Aisles are screaming with promises of deals, as the encroachment of Wal-Mart Stores and other value competitors has pushed many retailers to adopt a partial everyday-low-price approach, and, say the retailers, with good results.

Wholesaler Laurel Grocery, London, Ky., has lowered everyday prices for its Midwest and Southern retailer customers on roughly 4,000 items to within 5%-10% of Wal-Mart, whose prices are 13%-18% below traditional supermarkets'. At the 14 stores participating in the program, year-over-year total store sales rose 14% in March and 11% in April, said Bob Kirch, executive vice president and chief operating officer for the wholesaler.

"It's working," he said. "It's what the customer's telling us."

Others, from Raley's in California to Giant Eagle in Pittsburgh to Riesbeck Food Markets in Ohio, have also reported improved sales due to lower-everyday-price programs.

Yet some pricing experts contend retailers who are adopting the partial EDLP model are going too far, and thus leaving precious margin points on the table.

The common practice is to lower prices on 3,000-5,000 frequently bought items, many of them in the Center Store, by redirecting vendor promotional dollars to the price of goods. Meanwhile, the retailer puts an emphasis on the quality of its perishables departments. In so doing, retailers hope to convince shoppers that once they've shopped the perimeter, they don't have to head for the nearest discounter to get a good value on Center Store staples.

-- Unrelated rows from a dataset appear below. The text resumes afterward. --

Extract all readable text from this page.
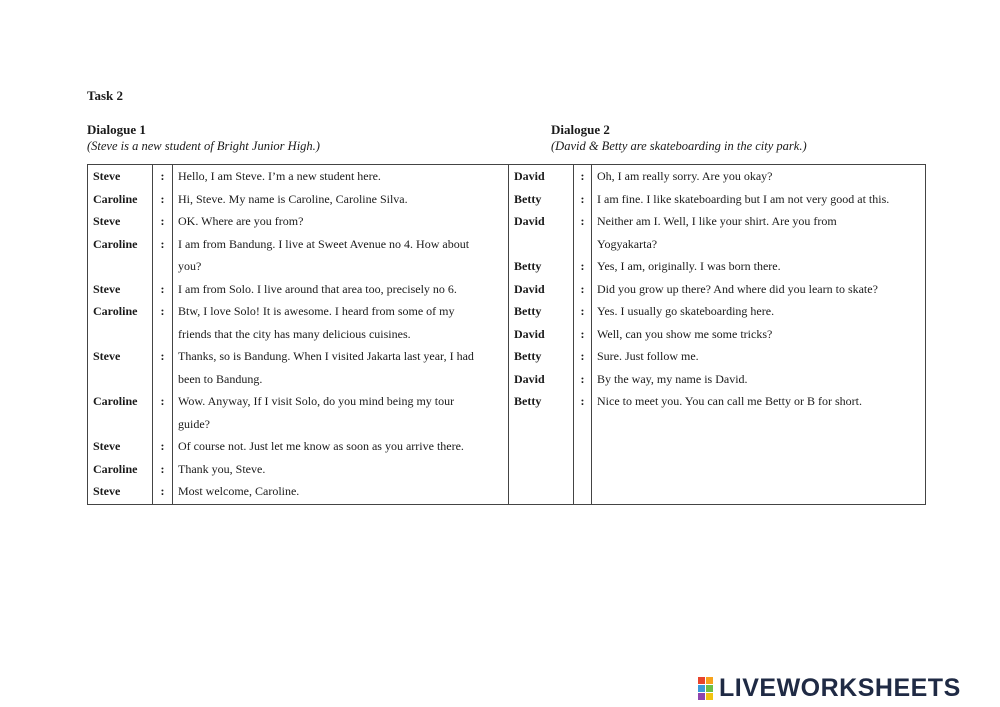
Task 2
Dialogue 1
(Steve is a new student of Bright Junior High.)
Dialogue 2
(David & Betty are skateboarding in the city park.)
Steve	:	Hello, I am Steve. I’m a new student here.	David	:	Oh, I am really sorry. Are you okay?
Caroline	:	Hi, Steve. My name is Caroline, Caroline Silva.	Betty	:	I am fine. I like skateboarding but I am not very good at this.
Steve	:	OK. Where are you from?	David	:	Neither am I. Well, I like your shirt. Are you from
Caroline	:	I am from Bandung. I live at Sweet Avenue no 4. How about			Yogyakarta?
		you?	Betty	:	Yes, I am, originally. I was born there.
Steve	:	I am from Solo. I live around that area too, precisely no 6.	David	:	Did you grow up there? And where did you learn to skate?
Caroline	:	Btw, I love Solo! It is awesome. I heard from some of my	Betty	:	Yes. I usually go skateboarding here.
		friends that the city has many delicious cuisines.	David	:	Well, can you show me some tricks?
Steve	:	Thanks, so is Bandung. When I visited Jakarta last year, I had	Betty	:	Sure. Just follow me.
		been to Bandung.	David	:	By the way, my name is David.
Caroline	:	Wow. Anyway, If I visit Solo, do you mind being my tour	Betty	:	Nice to meet you. You can call me Betty or B for short.
		guide?			
Steve	:	Of course not. Just let me know as soon as you arrive there.			
Caroline	:	Thank you, Steve.			
Steve	:	Most welcome, Caroline.			

LIVEWORKSHEETS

But pricing experts say lowering prices on that many items is often unwarranted, given that

shoppers only know the price of 100-300 items.

"There are 40,000 items, typically, in a store," said Jack Haedicke, president of Arena Consulting Group, Eden Prairie, Minn., and an original team member at Demandtec, San Carlos, Calif., a leading price optimization software provider. "But people only really comparison shop about 250."

Jon Hauptman, a vice president at Willard Bishop, Barrington, Ill., who leads the firm's pricing practice, said that in recent years, some clients have improved their price image with a lighter touch, and grown sales without, in his view, unnecessarily sacrificing margin. "I think retailers can have just as much impact in a marketplace and do it profitably with a subtler approach, with somewhere around 1,500-2,000 [items]," he said.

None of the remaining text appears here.